Kotek na pewno dostaniesz jakies leki.Skoro je produkuja to po to zeby leczyło co nie. Tzrymam za Ciebie kciuki.
Kotek na pewno dostaniesz jakies leki.Skoro je produkuja to po to zeby leczyło co nie. Tzrymam za Ciebie kciuki.
sa psychotropy które zmniejszaja łaknienie, są takie co uspokajają a bulimia to też choroba nierwowa. Ja mam antydepresanty co lecza też bulimie to wiem.
NIE JESTEŚ BULIMICZKĄ! Jesteś CHORA na bulimię. A pomiędzy tym jest różnica. Nie możesz uznawać choroby za część siebie, owszem, ta choroba jest, ale nie jest Tobą.Zamieszczone przez paulaniunia
wiecie ze juz nawet cwiczyc mi sie ie chce wiec nie zaliczams ie juz do bulimi sportowej..zygać tez nie mam kiedy bo mama ciagle w domu..ale za to ciagle bym jadła paradoks? nie to tylko JA!!

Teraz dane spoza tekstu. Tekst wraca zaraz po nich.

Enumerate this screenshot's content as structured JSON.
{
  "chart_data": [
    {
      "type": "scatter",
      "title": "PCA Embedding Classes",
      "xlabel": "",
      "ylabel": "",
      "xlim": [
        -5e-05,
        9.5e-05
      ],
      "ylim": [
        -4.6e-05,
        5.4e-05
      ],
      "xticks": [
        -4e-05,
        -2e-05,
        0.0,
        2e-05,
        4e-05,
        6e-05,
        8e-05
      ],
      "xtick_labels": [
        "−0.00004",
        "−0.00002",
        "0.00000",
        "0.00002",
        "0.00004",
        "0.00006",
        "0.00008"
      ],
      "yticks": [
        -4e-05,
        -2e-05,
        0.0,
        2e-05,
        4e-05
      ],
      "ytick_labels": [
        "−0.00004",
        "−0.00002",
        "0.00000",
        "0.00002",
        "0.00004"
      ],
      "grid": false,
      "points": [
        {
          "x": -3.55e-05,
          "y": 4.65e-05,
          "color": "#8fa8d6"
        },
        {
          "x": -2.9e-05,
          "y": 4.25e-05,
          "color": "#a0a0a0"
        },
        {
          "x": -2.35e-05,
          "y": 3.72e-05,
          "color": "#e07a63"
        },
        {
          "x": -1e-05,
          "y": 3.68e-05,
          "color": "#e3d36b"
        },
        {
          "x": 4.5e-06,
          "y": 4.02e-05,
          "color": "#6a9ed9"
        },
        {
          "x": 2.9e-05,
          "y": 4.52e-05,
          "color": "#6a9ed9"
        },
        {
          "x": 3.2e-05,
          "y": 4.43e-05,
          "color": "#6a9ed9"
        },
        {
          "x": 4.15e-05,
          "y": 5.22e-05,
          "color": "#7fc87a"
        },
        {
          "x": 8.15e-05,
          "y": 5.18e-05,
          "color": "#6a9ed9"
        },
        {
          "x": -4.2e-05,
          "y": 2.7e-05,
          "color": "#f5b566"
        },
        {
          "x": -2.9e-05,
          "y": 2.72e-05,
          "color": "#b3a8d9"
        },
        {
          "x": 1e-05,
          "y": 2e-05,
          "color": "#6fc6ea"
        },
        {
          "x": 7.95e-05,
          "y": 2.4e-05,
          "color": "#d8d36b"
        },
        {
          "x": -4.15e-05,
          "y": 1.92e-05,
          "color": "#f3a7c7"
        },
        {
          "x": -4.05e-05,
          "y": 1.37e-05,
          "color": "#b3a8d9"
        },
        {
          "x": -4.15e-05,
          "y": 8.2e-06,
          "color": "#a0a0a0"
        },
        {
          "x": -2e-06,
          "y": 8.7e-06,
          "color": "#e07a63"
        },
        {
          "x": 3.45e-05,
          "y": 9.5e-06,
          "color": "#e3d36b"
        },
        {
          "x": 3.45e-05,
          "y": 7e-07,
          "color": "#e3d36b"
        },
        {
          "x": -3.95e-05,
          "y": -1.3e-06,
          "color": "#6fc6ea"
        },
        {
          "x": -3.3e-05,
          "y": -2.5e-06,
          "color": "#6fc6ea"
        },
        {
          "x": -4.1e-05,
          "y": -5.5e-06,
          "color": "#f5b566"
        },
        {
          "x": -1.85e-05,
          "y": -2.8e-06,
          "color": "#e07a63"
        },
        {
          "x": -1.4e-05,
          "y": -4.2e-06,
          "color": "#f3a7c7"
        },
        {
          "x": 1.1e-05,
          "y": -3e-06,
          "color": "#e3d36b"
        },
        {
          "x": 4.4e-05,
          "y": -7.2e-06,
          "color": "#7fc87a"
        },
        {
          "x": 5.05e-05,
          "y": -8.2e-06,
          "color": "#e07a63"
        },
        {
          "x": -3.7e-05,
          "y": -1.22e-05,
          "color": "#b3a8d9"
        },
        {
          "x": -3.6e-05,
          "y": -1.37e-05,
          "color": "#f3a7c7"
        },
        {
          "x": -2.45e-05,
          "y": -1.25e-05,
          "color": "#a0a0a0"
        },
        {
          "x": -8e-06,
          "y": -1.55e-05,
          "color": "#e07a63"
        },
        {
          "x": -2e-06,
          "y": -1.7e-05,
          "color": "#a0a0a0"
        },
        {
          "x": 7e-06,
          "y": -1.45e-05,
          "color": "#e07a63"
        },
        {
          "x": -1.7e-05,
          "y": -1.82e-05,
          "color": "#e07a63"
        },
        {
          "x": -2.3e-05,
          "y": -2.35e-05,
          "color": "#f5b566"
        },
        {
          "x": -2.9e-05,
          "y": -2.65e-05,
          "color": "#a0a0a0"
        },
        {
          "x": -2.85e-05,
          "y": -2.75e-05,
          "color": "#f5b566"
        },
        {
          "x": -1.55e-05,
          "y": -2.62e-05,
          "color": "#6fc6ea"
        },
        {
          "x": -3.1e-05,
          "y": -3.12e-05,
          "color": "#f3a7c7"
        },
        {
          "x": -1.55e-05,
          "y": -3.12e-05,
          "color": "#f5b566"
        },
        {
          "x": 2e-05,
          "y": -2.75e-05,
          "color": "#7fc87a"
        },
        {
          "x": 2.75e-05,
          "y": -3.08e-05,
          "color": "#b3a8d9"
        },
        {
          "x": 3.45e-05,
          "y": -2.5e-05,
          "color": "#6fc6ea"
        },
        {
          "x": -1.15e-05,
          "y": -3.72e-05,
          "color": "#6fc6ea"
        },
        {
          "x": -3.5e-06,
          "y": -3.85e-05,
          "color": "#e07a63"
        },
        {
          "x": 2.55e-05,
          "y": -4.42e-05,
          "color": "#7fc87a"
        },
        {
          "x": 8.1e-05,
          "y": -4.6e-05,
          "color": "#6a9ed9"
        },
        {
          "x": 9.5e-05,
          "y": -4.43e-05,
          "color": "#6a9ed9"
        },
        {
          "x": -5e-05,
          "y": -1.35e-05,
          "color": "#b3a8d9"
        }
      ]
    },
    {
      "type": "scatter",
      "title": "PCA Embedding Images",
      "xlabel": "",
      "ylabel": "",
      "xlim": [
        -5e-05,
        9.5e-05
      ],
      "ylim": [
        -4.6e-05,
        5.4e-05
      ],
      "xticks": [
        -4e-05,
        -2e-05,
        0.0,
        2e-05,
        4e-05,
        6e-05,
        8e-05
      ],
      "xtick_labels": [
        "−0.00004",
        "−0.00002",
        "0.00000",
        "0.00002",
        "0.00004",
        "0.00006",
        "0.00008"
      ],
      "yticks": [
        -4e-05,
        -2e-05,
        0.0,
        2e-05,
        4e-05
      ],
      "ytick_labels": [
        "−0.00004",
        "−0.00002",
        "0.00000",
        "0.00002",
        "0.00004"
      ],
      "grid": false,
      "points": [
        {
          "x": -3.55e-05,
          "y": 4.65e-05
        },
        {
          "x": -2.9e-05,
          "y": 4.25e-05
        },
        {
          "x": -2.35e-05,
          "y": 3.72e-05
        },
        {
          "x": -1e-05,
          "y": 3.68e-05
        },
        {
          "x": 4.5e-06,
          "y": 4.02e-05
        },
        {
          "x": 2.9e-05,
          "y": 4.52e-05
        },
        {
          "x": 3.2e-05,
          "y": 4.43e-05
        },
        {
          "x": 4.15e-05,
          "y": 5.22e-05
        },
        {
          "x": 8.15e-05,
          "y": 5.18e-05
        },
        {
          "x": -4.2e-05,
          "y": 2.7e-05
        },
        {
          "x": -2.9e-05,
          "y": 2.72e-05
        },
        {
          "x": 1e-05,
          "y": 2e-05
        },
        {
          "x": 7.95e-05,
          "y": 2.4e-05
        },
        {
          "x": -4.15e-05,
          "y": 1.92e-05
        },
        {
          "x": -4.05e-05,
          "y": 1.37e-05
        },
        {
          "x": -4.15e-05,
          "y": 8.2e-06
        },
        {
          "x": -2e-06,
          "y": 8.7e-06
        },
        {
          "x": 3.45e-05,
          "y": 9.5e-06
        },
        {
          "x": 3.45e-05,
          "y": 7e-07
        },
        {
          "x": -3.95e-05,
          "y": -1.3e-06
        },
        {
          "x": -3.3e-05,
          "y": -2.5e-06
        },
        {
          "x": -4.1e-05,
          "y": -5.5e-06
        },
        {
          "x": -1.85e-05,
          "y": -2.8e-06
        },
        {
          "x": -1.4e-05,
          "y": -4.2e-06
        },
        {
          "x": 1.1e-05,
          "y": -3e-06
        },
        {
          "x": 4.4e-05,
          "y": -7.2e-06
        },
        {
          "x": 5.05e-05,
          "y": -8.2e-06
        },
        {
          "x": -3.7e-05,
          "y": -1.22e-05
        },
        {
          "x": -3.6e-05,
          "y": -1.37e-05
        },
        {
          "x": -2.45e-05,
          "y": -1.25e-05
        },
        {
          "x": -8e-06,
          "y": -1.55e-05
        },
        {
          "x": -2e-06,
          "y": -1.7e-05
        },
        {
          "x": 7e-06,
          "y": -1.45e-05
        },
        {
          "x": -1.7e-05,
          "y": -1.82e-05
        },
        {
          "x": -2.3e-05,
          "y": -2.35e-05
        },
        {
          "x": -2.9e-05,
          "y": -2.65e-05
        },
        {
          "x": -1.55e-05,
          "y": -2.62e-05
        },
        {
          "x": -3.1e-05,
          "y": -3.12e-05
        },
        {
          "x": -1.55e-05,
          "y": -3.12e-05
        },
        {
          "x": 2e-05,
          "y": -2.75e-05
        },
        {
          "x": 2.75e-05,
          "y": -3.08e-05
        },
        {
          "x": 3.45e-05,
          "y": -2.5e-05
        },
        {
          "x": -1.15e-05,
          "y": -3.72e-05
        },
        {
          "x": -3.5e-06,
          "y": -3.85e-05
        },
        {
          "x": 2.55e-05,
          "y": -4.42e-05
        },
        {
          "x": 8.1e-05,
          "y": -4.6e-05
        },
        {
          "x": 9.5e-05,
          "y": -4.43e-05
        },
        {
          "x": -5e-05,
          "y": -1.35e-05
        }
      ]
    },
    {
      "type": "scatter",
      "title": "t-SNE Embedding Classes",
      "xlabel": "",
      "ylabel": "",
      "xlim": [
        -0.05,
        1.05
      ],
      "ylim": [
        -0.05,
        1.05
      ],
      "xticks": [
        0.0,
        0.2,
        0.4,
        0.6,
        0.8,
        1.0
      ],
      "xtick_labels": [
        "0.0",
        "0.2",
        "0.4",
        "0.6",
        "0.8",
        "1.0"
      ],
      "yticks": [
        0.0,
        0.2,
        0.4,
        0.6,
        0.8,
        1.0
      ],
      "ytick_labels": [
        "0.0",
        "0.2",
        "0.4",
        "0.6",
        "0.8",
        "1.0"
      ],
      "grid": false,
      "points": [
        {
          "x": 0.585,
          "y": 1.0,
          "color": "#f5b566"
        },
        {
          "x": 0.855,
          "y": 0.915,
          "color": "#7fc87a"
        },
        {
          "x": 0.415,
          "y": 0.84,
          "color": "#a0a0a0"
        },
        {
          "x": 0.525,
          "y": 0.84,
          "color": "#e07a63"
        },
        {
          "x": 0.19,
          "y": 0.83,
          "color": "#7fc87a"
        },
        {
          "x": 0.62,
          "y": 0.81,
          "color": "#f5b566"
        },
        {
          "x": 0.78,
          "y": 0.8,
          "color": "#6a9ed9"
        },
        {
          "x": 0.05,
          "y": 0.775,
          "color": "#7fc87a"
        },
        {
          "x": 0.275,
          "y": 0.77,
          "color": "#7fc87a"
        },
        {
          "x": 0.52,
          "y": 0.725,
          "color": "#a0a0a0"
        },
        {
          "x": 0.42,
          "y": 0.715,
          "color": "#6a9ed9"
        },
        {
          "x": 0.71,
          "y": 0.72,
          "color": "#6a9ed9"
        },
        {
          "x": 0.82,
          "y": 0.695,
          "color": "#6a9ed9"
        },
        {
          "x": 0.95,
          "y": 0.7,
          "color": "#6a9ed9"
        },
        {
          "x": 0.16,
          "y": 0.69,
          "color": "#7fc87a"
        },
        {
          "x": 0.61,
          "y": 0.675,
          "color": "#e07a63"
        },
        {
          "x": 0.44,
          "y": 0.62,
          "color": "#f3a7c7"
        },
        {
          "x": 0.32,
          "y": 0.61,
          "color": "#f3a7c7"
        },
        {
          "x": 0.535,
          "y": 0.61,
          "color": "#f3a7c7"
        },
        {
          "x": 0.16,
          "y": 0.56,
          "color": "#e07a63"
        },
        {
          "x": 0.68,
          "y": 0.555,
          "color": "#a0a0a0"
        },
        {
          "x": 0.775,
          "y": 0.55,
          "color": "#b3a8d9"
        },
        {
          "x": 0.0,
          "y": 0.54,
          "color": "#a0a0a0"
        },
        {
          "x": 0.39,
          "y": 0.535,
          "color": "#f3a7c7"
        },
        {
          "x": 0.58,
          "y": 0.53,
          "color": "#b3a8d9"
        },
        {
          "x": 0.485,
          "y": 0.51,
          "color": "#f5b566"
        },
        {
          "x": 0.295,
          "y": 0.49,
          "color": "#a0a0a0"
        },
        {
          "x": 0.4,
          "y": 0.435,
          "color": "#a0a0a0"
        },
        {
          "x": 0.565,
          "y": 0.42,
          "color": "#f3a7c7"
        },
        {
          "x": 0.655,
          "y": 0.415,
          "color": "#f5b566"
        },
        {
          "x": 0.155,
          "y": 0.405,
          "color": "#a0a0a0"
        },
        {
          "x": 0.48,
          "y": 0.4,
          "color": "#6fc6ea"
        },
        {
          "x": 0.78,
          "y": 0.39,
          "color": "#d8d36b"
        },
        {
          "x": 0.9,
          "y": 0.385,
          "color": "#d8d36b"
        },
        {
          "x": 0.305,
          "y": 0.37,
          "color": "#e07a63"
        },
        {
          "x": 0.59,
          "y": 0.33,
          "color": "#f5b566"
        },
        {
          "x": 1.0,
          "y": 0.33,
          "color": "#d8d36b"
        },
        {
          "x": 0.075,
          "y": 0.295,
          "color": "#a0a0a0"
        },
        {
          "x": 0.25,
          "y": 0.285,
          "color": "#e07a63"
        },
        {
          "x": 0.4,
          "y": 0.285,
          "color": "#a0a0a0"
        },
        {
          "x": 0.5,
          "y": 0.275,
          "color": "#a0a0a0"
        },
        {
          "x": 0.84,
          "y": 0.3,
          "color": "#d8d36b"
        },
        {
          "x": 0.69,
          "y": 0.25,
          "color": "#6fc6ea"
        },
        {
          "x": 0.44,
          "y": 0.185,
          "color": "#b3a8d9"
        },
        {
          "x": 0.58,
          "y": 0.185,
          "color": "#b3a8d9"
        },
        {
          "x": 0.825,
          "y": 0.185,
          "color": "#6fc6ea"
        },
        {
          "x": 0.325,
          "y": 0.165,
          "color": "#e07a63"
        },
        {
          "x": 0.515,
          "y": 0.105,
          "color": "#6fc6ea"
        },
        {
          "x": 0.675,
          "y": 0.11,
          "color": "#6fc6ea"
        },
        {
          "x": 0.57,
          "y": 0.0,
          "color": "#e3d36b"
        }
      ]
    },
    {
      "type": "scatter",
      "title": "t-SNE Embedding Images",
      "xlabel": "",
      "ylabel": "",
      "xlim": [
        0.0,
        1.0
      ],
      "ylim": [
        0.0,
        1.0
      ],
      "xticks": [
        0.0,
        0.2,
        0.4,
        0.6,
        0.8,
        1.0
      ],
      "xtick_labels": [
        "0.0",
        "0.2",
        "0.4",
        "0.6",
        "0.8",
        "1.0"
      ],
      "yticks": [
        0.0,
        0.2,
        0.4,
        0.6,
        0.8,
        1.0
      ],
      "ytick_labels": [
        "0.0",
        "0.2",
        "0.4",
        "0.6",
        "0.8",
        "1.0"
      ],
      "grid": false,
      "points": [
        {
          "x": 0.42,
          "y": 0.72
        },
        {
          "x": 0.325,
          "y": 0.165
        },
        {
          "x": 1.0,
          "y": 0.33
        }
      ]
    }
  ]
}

A ja się do niczego nie kwalifikuję, po prostu myślenie o jedzeniu i o tym co by zrobić by zjeść jak najmniej zajmują mi większą część dnia, ale i tak jem 1800 kcal, więc nie mam anoreksji, bulimii też nie bo nie żygam, ani się nie obżeram, do ortoreksji też się nie kwalifikuję, bo na opakowaniach to praktycznie tylko kalorie sprawdzam i nie ograniczam swojego jedzenia do kilku produktów.
Może ja sama sobie próbuję coś wmówić, bo chcę na siłę się jakoś wyróżnić??
tez sie nad tym zastanwaiałam..mnie sie w ogole wydaje..moze to smieszne ale ja chyba czasami robie wiele rzeczy zeby moja mama zwrociła na mnie uwage... dlatego zaczełam ta diete..dlatego wmawiam sobie to wszytsko..fuck!!!!!! jestem *******a zdrowo nienawidze sie!!!!!!!
wiecie we wtorek bedzie mijał 1 rok na diecie
moze macie jakies fajne pomysły jak spedzić ten dzień?
gdybym była normalna pewnie bym sie obiadła bez skrupułow nio wiecie tak 1 raz na rok..hehe tylko ze teraz to juz nie było by z przyjmnosci tylko ta druga ja by sie doezwała jednak ja myslałam o..ptysiu
Ja proponuję dzień bez myślenia o żarciu, wybierz się na jakieś zakupy, albo na fajny film do kina itp.
zakupy hehe jakbys mieszkała tu gdzie ja to sie nie da nic zrobic!!
myslałam zeby zaczac uprawiac jakis fajny sport który by mnie krecił i w ogole zamiast ten ciagłej siłowni ale dupa tu nic nie da sie zrobic tu nic nie ma tu nic nie jest organizoawane!! co za zadupie
Nie ma nigdzie szkoły tańca ? Ech, szkoda bo mogłabyś się na przykład z chłopakiem zapisać na jakiś kurs w wakacje.